|SUGUITAN, AMORSOLO - National Institutes Of Health (NIH)|
|MARINO, MICHAEL - National Institutes Of Health (NIH)|
|DESAI, PURVI - National Institutes Of Health (NIH)|
|CHEN, LI-MEI - Centers For Disease Control And Prevention (CDCP) - United States|
|MATSUOKA, YUMIKO - Centers For Disease Control And Prevention (CDCP) - United States|
|DONIS, RUBEN - Centers For Disease Control And Prevention (CDCP) - United States|
|JIN, HONG - Medimmune Vaccines, Inc|
|KEMBLE, GEORGE - Medimmune Vaccines, Inc|
|SUBBARAO, KANTA - National Institutes Of Health (NIH)|
Submitted to: Virology
Publication Type: Peer Reviewed Journal
Publication Acceptance Date: 9/15/2009
Publication Date: 10/14/2009
Citation: Suguitan, A.L., Marino, M.P., Desai, P.D., Chen, L., Matsuoka, Y., Donis, R.O., Jin, H., Swayne, D.E., Kemble, G., Subbarao, K. 2009. The influence of the multi-basic cleavage site of the H5 hemagglutinin on the attenuation, immunogenicity and efficacy of a live attenuated influenza A H5N1 cold-adapted vaccine virus. Virology. 395:280-288.

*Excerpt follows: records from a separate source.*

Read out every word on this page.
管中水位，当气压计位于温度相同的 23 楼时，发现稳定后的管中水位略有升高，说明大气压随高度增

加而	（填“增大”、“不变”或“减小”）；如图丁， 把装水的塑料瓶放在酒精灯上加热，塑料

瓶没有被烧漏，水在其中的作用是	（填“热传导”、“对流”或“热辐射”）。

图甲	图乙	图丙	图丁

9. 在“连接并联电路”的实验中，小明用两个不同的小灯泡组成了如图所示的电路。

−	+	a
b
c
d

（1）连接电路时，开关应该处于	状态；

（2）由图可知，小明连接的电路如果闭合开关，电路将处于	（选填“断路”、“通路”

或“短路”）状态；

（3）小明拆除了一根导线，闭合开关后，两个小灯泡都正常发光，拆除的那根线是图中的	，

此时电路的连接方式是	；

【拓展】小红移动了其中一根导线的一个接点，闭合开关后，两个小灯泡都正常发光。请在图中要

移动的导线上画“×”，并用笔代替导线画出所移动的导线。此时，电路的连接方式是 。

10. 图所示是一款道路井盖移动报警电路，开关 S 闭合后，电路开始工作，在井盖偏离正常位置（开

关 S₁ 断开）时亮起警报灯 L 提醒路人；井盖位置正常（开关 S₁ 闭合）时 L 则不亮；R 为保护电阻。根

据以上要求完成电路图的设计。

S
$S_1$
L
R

Interpretive Summary: Various avian influenza viruses have an unknown potential to become human pandemic influenza viruses. This study developed an H5N1 live weakened virus vaccine for humans by using advanced biotechnology with changes in three areas of the virus genetic material. This vaccine had reduced replication in chickens, did not cause disease in mice which are animal models for humans, and only grew at the lower temperatures in the nasal cavity. Administering the vaccine in the nose protected mice against challenge by H5 influenza viruses which support further evaluation of the vaccine in clinical trials.
Technical Abstract: A recombinant live attenuated influenza virus (LAIV) deltaH5N1 vaccine with a modified hemagglutinin (HA) and intact neuraminidase genes from A/Vietnam/1203/04 (H5N1) and the six remaining genome segments from A/Ann Arbor/6/60 (H2N2) cold-adapted (AA ca) virus was attenuated in chickens, mice and ferrets. Evaluation of the recombinant H5N1 viruses in mice indicated that three independent factors contributed to the attenuation of the LAIV deltaH5N1 vaccine: the attenuating mutations specified by the AA ca loci had the greatest influence, followed by the deletion of the multi-basic cleavage site (MBS) of the H5 HA, and the constellation effects of the AA genes acting in concert with the H5N1 glycoproteins. Restoring the MBS in the H5 HA of the vaccine virus improved its immunogenicity and efficacy, likely as a consequence of increased virus replication, indicating that removal of the MBS had a deleterious effect on the immunogenicity and efficacy of the LAIV deltaH5N1 vaccine in mice.